Recall that we used the pysr.TemplateExpressionSpec method to constrain the structure of final expressions to be of "dijet-like" (see pysr config above): p[1] * f(x/13000) ^ g(log(x/13000)), while requiring both f and g to be polynomials. The searched f and g are shown in the PySR template spec column of the full csv file candidates.csv. The expressions shown in candidates_compact.csv and pdf files are after simplified algebraically.

The goodness-of-fit scores are plotted in candidates_gof.pdf, such as the chi2/ndf:

image

For other goodness-of-fit scores:

Click to expand

image

^ p-value

image

^ Root-mean-square error

image

^ Coefficient of determination R2

Now, lets take a look at one of the candidate functions, say candidate #13. The functional form can be found in the corresponding plots from the PDF files and in the csv table above, which is (after some algebraic simplication of the original template p[1] * f(x/13000) ^ g(log(x/13000))):

a7*(a6*x0*(a4*x0 + a5*x0*(a3*x0**2*(a2*x0**3 + a4*x0) + a4*x0)) + x0)**a1.

To see what the template expressions f and g look like, they can be found in the PySR template spec column in the full candidates.csv file:

f = ((((((#1 * ((((#1 * #1) * (#1 * 1.2657217)) + #1) * #1)) + #1) * #1) * 7.4338403) + #1) * (#1 * 0.4126327)) + #1; g = -5.635317; p = [0.0016633321].

In this case, f is a polynomial of x/13000 of some degrees, and g is a constant function. Therefore, the algorithm finds that such a combination is already good to fit the dijet spectrum without needing a polynomial of log(x/13000) in the exponent g. Other suitable candidate functions may have very different combinations in f and g, as the equation space is still very large.

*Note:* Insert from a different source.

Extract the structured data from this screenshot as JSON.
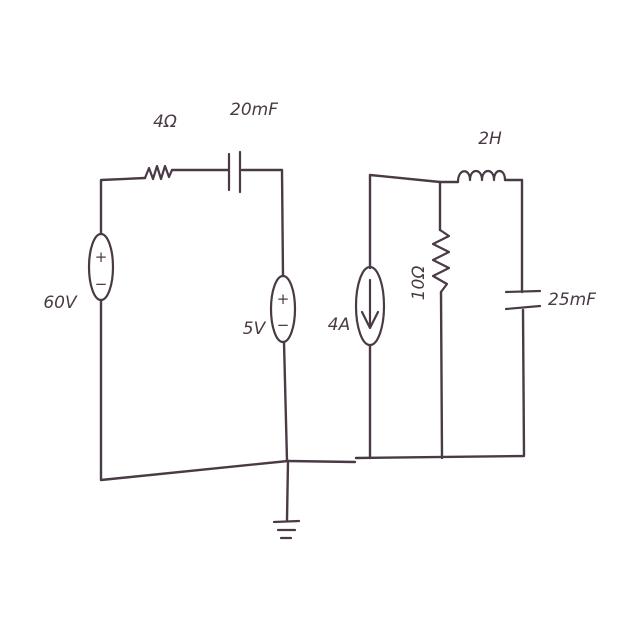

This candidate function has 7 parameters, originally: a1, a2, a3, a4, a5, a6, a7. However, there are only 3 final varying parameters: a5, a6, a7, as can be seen from the Parameters: (best-fit, +1, -1) column in the csv tables or directly from the pdf files:

{'a1': (-5.64, 0, 0), 'a2': (5.76e-13, 0, 0), 'a3': (5.92e-09, 0, 0), 'a4': (7.69e-05, 0, 0), 'a5': (0.000573849, 3.16e-05, -3.16e-05), 'a6': (0.409393, 0.0172, -0.0172), 'a7': (2.61919e+20, 2.13e+18, -2.13e+18)}

where a1, a2, a3, a4 have zeros at both +1 and -1 unc entries, meaning they were both held fixed during the re-optimization. This is because during the re-optimization loop, the objective function was too complex to minimize, therefore some parameters are held fixed to lower the number of degrees of freedom in order to achieve a better fit. This is common when the functions or the distribution shapes are not very simple.

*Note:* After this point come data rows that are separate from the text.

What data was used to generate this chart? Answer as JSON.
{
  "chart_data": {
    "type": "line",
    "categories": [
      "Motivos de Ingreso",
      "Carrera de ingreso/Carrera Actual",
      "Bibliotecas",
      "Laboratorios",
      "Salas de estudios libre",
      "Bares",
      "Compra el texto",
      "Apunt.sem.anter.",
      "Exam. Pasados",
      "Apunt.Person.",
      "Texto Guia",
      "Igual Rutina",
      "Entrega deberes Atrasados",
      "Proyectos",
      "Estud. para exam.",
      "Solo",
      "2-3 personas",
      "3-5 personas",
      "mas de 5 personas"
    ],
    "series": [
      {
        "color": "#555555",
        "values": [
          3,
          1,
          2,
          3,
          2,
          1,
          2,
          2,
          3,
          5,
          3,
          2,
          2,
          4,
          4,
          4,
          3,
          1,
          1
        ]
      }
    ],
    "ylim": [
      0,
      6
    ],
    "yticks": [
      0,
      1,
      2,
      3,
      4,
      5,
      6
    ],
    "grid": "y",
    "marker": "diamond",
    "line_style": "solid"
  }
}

To see how this candidate function behaves when each of these 3 parameters is varied to its +/-1 sigma value:

Click to expand

image

^ +/-1 sigma variations of parameter a5

image

^ +/-1 sigma variations of parameter a6

image

^ +/-1 sigma variations of parameter a7

image

^ Correlation matrix

As shown in the correlation matrix, these parameters are very anti-correlated in this case, so it will be nice to see the actual uncertainty coverage considering uncertainties from all parameters in a candidate function. These are plotted in candidates_sampling.pdf. Here, what it does is to generate an ensemble of functions for a candidate function by sampling its parameters, where the sampling is done by sampling from a multidimensional normal distribution for the parameters, with the best-fit parameter values being the mean location and the covariance matrix for the parameters being the covarience. In this way, the total uncertainty is obtained by considering uncertainties from all parameters simultaneously. Then the 68% quantile range of this function ensemble as green bands in the plots and compared with the input data.

image

Note the 95% quantile range can also be added by sampling_95quantile = True.